I was talking with a Catholic friend who suffers from severe scruples (I on the other hand seem to just frequently commit serious sins, and thus don't have to worry about being scrupulous). Anyway, my friend and I both agreed that the main problem we have with Catholic faith is how idealistic it is. What we meant by that was: everything in Catholicism is measured by ideals, the real lives of everyday Catholics, repeated faillure, doubt, frustration, are not to be found in any of the 'official' sources of the Church. For this reason, authors like Greene who deal with these issues have a special place in my heart (and I hope in the Sacred Heart of Our Lord as well.)

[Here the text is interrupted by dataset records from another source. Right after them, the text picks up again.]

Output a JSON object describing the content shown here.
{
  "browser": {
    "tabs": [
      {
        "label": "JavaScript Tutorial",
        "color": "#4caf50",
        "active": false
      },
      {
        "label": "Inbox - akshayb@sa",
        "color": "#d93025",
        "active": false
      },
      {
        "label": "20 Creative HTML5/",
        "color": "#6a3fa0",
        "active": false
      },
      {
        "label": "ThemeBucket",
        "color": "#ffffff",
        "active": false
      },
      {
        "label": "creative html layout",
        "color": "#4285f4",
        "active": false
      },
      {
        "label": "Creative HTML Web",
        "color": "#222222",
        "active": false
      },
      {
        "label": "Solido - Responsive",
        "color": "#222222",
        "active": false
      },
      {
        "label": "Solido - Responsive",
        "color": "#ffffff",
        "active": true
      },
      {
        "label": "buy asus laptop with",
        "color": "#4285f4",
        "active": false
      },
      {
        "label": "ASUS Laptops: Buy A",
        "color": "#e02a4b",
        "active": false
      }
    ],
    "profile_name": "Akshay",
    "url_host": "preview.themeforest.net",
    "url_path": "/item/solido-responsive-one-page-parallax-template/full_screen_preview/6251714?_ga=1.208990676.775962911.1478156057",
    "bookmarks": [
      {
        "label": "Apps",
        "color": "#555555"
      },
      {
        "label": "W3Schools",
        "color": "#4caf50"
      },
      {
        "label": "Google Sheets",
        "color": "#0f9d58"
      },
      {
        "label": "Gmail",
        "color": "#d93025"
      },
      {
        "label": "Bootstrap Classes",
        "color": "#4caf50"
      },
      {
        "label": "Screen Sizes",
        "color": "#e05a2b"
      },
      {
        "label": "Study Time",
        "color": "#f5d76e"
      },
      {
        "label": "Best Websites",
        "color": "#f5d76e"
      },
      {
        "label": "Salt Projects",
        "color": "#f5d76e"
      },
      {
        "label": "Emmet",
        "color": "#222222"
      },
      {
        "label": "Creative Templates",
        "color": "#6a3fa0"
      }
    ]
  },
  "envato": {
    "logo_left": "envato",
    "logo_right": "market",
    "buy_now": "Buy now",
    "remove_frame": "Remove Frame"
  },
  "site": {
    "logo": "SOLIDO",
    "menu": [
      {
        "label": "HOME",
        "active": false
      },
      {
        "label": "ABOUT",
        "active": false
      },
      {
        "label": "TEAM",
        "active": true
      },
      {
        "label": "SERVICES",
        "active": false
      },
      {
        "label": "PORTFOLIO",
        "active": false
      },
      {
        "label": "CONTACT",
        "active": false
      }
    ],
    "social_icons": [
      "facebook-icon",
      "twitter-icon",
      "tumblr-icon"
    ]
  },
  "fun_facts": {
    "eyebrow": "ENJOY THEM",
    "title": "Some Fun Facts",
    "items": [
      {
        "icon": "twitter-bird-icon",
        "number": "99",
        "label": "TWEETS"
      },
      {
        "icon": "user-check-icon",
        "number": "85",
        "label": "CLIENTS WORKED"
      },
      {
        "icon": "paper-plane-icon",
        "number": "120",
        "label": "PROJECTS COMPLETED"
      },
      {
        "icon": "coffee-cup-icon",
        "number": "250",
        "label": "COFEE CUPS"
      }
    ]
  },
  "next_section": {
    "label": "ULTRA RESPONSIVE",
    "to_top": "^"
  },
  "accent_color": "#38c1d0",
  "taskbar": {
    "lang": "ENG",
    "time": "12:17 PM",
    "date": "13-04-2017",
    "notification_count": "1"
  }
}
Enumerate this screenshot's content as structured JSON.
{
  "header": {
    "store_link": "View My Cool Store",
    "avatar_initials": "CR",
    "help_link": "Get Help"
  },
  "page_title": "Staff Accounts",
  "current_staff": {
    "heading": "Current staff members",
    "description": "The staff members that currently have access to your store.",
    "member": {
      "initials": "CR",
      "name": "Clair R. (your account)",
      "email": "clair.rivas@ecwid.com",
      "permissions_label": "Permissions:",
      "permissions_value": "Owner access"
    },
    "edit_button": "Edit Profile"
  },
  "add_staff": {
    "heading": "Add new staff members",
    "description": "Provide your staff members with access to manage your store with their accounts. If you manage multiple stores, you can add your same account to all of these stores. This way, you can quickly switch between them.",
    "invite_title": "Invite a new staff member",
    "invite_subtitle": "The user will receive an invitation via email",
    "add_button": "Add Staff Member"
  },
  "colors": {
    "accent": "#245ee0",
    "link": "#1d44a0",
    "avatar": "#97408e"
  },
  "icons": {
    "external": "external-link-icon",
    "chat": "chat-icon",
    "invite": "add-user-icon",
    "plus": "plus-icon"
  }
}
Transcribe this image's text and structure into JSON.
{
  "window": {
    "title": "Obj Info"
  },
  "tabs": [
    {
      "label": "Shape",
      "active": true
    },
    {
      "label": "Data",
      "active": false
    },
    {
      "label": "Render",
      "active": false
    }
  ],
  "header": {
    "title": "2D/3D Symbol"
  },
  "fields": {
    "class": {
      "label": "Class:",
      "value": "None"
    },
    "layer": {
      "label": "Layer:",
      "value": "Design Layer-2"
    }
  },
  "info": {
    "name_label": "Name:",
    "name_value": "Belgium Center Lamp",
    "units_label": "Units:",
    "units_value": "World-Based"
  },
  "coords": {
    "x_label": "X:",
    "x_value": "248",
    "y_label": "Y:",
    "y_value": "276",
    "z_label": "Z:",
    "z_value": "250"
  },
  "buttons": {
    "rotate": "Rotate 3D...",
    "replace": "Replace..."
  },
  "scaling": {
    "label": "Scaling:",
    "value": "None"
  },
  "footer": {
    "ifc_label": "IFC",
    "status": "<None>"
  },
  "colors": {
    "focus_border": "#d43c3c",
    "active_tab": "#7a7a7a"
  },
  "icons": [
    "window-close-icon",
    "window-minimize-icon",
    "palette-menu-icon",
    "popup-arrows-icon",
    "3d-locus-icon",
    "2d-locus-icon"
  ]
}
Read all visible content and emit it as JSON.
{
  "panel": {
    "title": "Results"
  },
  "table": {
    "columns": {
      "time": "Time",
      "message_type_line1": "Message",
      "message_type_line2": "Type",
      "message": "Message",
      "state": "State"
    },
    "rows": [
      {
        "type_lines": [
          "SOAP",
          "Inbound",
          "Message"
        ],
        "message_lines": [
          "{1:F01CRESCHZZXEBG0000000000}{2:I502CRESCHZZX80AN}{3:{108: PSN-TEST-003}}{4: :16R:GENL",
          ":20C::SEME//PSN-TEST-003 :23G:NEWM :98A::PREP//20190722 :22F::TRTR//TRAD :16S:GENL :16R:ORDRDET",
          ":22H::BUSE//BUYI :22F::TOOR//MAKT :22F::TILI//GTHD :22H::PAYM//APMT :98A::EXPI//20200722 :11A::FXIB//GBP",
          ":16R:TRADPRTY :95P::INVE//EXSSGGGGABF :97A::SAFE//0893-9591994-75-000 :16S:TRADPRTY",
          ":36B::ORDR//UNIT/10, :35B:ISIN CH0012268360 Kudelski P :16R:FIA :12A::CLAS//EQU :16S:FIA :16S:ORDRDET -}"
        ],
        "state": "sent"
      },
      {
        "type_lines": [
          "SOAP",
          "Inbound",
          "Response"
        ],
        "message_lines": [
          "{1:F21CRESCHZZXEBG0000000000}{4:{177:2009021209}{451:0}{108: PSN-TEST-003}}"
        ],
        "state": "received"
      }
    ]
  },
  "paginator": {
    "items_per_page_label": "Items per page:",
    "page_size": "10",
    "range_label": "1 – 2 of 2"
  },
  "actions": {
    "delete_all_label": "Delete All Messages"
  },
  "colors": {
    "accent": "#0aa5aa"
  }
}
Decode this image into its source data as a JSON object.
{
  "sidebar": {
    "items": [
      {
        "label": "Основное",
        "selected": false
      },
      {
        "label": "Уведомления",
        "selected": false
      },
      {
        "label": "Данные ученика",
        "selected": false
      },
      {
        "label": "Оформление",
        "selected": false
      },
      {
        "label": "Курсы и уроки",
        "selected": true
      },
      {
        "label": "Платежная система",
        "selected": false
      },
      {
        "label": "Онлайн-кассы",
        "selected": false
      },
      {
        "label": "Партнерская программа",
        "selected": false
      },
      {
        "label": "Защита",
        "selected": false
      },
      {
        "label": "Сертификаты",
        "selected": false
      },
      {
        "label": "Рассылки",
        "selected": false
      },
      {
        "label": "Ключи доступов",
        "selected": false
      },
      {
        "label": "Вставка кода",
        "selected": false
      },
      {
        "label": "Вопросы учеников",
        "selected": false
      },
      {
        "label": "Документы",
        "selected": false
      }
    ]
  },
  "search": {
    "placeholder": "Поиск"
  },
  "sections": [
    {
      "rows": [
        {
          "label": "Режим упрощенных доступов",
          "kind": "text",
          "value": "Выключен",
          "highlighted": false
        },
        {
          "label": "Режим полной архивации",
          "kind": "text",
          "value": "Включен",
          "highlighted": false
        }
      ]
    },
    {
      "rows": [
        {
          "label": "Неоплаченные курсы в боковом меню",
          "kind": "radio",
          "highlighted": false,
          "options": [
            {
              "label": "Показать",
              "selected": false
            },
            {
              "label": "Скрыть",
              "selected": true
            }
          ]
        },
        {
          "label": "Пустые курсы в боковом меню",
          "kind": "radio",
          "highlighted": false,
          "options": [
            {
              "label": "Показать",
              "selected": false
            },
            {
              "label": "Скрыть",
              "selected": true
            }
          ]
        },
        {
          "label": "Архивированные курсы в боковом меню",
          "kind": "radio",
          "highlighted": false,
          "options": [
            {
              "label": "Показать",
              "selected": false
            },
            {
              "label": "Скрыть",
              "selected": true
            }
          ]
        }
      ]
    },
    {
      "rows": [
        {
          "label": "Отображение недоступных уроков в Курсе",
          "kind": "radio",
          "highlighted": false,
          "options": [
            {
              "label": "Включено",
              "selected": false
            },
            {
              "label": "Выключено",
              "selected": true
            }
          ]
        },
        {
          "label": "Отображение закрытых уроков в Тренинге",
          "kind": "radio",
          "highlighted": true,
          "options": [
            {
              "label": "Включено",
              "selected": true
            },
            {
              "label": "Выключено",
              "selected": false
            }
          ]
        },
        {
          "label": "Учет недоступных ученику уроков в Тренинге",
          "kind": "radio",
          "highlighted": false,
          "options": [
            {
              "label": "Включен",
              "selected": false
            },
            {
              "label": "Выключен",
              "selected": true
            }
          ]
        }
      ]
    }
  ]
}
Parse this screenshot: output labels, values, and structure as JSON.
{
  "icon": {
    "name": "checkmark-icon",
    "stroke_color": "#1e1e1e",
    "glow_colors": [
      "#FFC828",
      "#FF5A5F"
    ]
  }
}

Here is one passage I enjoyed from the novel I'm reading. It's about a police officer who is in a state of frustration and unease over the way his life is going. He is a Catholic convert and his wife is quite devout, but he no longer loves her and doesn't know how to resolve things, and she offers to just leave and go to South Africa.

"... she said, 'if I go away, you'll have your peace.'

'You haven't any conception,' he accused her, 'of what peace means.' It was as if she had spoken slightingly of a woman he loved. For he dreamed of peace by day and night. Once in sleep it had appeared to him... by day he tried to win a few moments of its company ... Peace seemed to him the most beautiful word in the language: My peace I give you, my peace I leave with you: O Lamb of God, who takest away the sins of the world, grant us thy peace. In the Mass he pressed his fingers against his eyes to keep the tears of longing in.


He had always been prepared to accept the responsibility for his actions, and he had alwasy been half aware too, from the time he made his terrible private vow that she should be happy, how far this action might carry him. Despair is the price one pays for setting oneself an impossible aim. It is, one is told, the unforgivable sin, but it is a sin the corrupt or evil man never practices. He always has hope. He never reaches the freezing-point of knowing absolute faillure. Only the man of goodwill carries always in his heart this capacity for damnation." - Graham Greene "The Heart of the Matter" 61-62


One month since my last confession, anywhere from 60-75 various mortal sins. Last night I was praying my Rosary in the Cathedral before Mass, and at one point when I reached "...ora pro nobis peccatoribus..." 'pray for us sinners', I realized that at least in my almost constant dwelling outside a state of grace, I can still pray the Ave Maria with great honesty. St. Francis remarked after he threw off his clothes and handed them to his father infront of the Bishop, that he could now truly pray "Our Father". On the contrary, in all my sin, I can now at least truly pray "us sinners" with authenticity.

By some blessing of providence, I found another church that has reconciliation Monday nights, and I have the day off. I'm anxious for reconciliation, and I know the feelings Greene describes about peace and despair. Malcolm Muggeridge (another Catholic convert) described his friend Graham Greene by saying he was "a Jekyll and Hyde character, who has not succeeded in fusing the two sides of himself into any kind of harmony."